Pour Christine et Gérard Moulin, en hommage amical

   Dans les cultes anciens oubliés, ou même dans certains pratiques de la société permissive, ce qui remplit la case du banquet c’est l’orgie sacrée, le déferlement dyonisiaque où l’orgasme est l’extase divine. La communion au Christ n’est pas orgie. Lacan notait que l’Église, épouse aimante, ne copule pas avec son divin amant (Séminaire XX).

L’eucharistie est d’abord un viatique, pour moi au présent, et tel que je suis, y compris corps et organes – corps organique. Le « Ceci est mon corps » n’est pas une simple métaphore. Ce n’est en tout cas pas en ce sens que l’ont pris les premiers Pères de l’Église. Si notre langue n’est certes pas rougie par le sang de la chair en communiant avec le corps du Christ comme a pu le suggérer Jean Chrysostome, le corps du Christ que nous mangeons reste cependant « véritablement corps », dans la mesure où il conserve l’intégrité de ce que l’homme Christ a vécu en tant que corps.

D’où la légitimité et l’importance des questions anciennes, comme celles de savoir si l’on peut croquer ou mâcher ce corps, le digérer ou pratiquer un jeûne préalable. De tels scrupules peuvent certes faire sourire aujourd’hui, mais il en va, ou il en allait, du statut de ce que l’on mange.

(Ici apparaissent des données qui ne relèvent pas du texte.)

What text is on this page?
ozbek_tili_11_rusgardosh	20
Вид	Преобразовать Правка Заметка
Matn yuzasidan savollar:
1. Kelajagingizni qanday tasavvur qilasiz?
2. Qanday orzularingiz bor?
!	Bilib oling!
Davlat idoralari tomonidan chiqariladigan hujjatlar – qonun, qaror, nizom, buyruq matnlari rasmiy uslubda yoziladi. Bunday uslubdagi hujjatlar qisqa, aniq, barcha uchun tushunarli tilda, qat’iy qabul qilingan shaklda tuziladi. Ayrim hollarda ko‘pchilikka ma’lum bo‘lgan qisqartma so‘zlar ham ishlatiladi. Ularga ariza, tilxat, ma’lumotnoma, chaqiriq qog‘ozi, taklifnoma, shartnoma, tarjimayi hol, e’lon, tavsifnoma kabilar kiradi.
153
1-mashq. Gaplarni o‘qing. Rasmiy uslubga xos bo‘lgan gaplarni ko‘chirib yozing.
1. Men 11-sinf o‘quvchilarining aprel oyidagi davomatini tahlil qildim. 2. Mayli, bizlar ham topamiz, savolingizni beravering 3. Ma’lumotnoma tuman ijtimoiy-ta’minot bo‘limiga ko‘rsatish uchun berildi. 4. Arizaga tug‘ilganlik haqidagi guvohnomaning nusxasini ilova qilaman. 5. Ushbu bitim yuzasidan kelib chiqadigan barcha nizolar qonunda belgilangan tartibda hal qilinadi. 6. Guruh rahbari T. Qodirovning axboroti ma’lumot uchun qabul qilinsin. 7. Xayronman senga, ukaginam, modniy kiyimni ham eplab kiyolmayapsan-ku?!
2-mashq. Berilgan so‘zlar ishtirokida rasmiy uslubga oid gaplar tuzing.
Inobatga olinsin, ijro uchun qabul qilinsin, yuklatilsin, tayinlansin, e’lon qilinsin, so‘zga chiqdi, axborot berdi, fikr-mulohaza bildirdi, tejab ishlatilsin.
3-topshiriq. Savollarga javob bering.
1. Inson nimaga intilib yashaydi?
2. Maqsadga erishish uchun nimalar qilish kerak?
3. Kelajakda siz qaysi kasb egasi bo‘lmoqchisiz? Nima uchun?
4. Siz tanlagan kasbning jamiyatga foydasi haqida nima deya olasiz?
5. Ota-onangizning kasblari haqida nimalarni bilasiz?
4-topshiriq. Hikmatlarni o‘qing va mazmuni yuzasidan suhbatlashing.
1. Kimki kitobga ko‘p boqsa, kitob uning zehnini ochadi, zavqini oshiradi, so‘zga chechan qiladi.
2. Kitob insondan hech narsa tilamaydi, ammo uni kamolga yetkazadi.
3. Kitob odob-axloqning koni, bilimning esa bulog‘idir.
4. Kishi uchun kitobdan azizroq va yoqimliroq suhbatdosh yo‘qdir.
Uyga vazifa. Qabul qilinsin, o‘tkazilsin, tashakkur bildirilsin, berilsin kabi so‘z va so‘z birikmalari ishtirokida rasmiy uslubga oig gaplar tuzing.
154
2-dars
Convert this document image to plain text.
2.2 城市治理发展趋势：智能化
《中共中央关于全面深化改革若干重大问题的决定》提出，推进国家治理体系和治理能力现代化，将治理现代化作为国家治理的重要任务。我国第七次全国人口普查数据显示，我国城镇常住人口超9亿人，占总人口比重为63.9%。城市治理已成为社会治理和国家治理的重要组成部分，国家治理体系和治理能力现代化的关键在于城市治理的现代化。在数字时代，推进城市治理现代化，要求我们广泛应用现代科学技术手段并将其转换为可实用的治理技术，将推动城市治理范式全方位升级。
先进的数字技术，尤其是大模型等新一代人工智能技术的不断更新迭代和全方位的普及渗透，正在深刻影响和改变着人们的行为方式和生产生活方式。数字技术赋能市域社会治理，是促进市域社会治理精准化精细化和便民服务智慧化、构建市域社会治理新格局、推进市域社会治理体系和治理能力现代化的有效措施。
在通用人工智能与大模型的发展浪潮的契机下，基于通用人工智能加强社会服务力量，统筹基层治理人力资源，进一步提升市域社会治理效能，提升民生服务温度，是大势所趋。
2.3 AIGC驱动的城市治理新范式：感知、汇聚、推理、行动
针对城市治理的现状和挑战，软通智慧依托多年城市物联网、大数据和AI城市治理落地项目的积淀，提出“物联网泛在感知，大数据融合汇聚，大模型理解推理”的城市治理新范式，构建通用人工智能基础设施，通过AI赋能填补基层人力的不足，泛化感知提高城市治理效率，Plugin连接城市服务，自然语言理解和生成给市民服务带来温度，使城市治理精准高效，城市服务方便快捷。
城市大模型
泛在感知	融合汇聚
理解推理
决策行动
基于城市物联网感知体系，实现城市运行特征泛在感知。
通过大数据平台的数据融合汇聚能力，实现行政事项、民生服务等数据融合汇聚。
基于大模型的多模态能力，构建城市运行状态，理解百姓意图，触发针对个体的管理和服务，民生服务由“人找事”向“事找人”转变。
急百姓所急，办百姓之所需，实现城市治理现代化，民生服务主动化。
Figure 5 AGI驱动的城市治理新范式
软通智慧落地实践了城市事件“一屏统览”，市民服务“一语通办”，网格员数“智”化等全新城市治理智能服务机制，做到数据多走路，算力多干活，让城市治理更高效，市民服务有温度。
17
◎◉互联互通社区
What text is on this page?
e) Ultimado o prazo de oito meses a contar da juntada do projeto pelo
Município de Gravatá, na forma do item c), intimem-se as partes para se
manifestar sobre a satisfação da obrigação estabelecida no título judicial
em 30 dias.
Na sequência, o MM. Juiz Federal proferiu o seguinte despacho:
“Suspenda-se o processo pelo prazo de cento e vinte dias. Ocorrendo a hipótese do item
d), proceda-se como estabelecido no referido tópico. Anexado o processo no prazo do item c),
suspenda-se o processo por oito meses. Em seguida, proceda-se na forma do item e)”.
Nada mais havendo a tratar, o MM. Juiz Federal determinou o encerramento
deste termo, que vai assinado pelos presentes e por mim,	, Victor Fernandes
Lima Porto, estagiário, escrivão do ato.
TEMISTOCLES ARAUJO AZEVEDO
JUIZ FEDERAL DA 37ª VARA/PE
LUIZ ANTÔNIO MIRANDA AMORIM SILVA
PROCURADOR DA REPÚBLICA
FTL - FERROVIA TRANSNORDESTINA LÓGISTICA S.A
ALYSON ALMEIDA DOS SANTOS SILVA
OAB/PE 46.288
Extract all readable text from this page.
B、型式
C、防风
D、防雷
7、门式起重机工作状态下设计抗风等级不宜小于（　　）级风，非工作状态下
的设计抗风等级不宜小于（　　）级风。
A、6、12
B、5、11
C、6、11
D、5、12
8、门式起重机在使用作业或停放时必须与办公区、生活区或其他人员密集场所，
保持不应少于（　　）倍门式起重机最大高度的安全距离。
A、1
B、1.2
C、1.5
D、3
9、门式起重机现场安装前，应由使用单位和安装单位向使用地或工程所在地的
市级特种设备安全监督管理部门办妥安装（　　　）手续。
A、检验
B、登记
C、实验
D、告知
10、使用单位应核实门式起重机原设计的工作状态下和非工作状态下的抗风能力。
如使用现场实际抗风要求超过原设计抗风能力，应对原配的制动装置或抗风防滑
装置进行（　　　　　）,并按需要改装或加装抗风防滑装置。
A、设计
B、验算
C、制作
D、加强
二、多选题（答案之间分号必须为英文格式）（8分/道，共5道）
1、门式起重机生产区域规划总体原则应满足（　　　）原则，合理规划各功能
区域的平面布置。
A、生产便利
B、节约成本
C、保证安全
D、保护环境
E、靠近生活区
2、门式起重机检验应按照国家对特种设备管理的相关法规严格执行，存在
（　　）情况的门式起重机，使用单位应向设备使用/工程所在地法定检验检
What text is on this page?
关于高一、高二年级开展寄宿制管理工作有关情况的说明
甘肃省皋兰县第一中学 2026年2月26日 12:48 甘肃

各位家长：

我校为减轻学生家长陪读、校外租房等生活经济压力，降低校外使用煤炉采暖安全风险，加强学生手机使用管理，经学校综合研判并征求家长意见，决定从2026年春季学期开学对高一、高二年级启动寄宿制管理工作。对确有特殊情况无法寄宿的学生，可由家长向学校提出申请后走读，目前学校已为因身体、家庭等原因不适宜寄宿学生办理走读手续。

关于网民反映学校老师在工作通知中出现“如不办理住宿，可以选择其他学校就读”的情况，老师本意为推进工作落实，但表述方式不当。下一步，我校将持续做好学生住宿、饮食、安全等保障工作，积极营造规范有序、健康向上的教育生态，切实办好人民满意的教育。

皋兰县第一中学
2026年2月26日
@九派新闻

Les végétariens, par exemple, parce qu’il s’abstiennent de manger de la viande sont enclins à croire en effet à la parenté de tous les vivants et à la transmigration des hommes, redoutant alors de porter une dent sacrilège sur un ancêtre incarné dans le rôti !

L’Eucharistie est certes d’abord un repas partagé. La ligne du symbolisme déployant tout ce qu’il y a de relationnel dans l’acte eucharistique demeure donc essentielle. Mais à force de parler de « symbolisme » et de « repas partagé », on en est venu à oublier ce qu’il en était de la « présence réelle », de la consistance de cela qui se donnait à manger : non pas de la viande, certes, mais tout ce qui fait notre humanité dès ici-bas à la fois assumée et transformée en Dieu.